If they work, you'll be able to have "lucid dreams" – ones in which the dreamer is aware they're dreaming and can choose what happens. Those who have them describe them as intense, exciting experiences, often leaving those who can't jealous.

A number of techniques – more or less scientifically based – have claimed to induce lucid dreams, but many have failed. Now new research from Australia shows that the routines are incredibly reliable ways of encouraging lucid dreams.

All three of the techniques may work to induce the state. But by combining them, the chance of them occuring is far higher than the average, the research from the University of Adelaide found.

The first is relatively simple: check around your environment multiple times per day to see if you're dreaming. This presumably induces a state where you're more open to the possibility of having a dream you can control, and so helps that happen when you're actually in bed.

The second involves slightly more planning. Researcher Denholm Aspy encourages going to sleep, then waking up after five hours; staying awake for a short period after that, then going back to sleep. That's thought to encourage REM sleep, during which lucid dreams are far more likely to occur.

And the third is probably the most bizarre, though also the most obvious. It's called mnemonic induction of lucid dreams, and that long name stands for something fairly simple: after you wake up after five hours, repeat to yourself "the next time I'm dreaming, I will remember that I'm dreaming" and imagine yourself in a lucid dream.

The three techniques were tested on 47 people, of whom 17 per cent had lucid dreams in one week. That number appears low, but is actually far higher than the normal number of people who experience them.
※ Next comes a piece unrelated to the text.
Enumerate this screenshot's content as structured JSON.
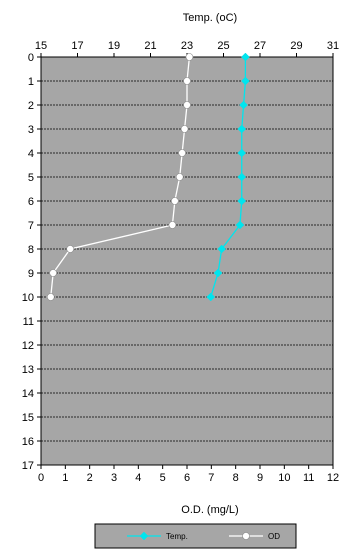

But those who use the third technique properly have even higher success. For people who fell asleep five minutes after completing the routine, 46 per cent had lucid dreams – much, much higher than would normally be expected.

"The MILD technique works on what we call 'prospective memory' - that is, your ability to remember to do things in the future. By repeating a phrase that you will remember you're dreaming, it forms an intention in your mind that you will, in fact, remember that you are dreaming, leading to a lucid dream," says Dr Aspy, who is a visiting research fellow at the university's School of Psychology.

"Importantly, those who reported success using the MILD technique were significantly less sleep deprived the next day, indicating that lucid dreaming did not have any negative effect on sleep quality," he says.

Dr Aspy suggested that once the ability to reliably induce lucid dreaming works, it could be used to treat other problems.

"These results take us one step closer to developing highly effective lucid dream induction techniques that will allow us to study the many potential benefits of lucid dreaming, such as treatment for nightmares and improvement of physical skills and abilities through rehearsal in the lucid dream environment," Dr Aspy says.

He is conducting further experiments on making the techniques even more potent.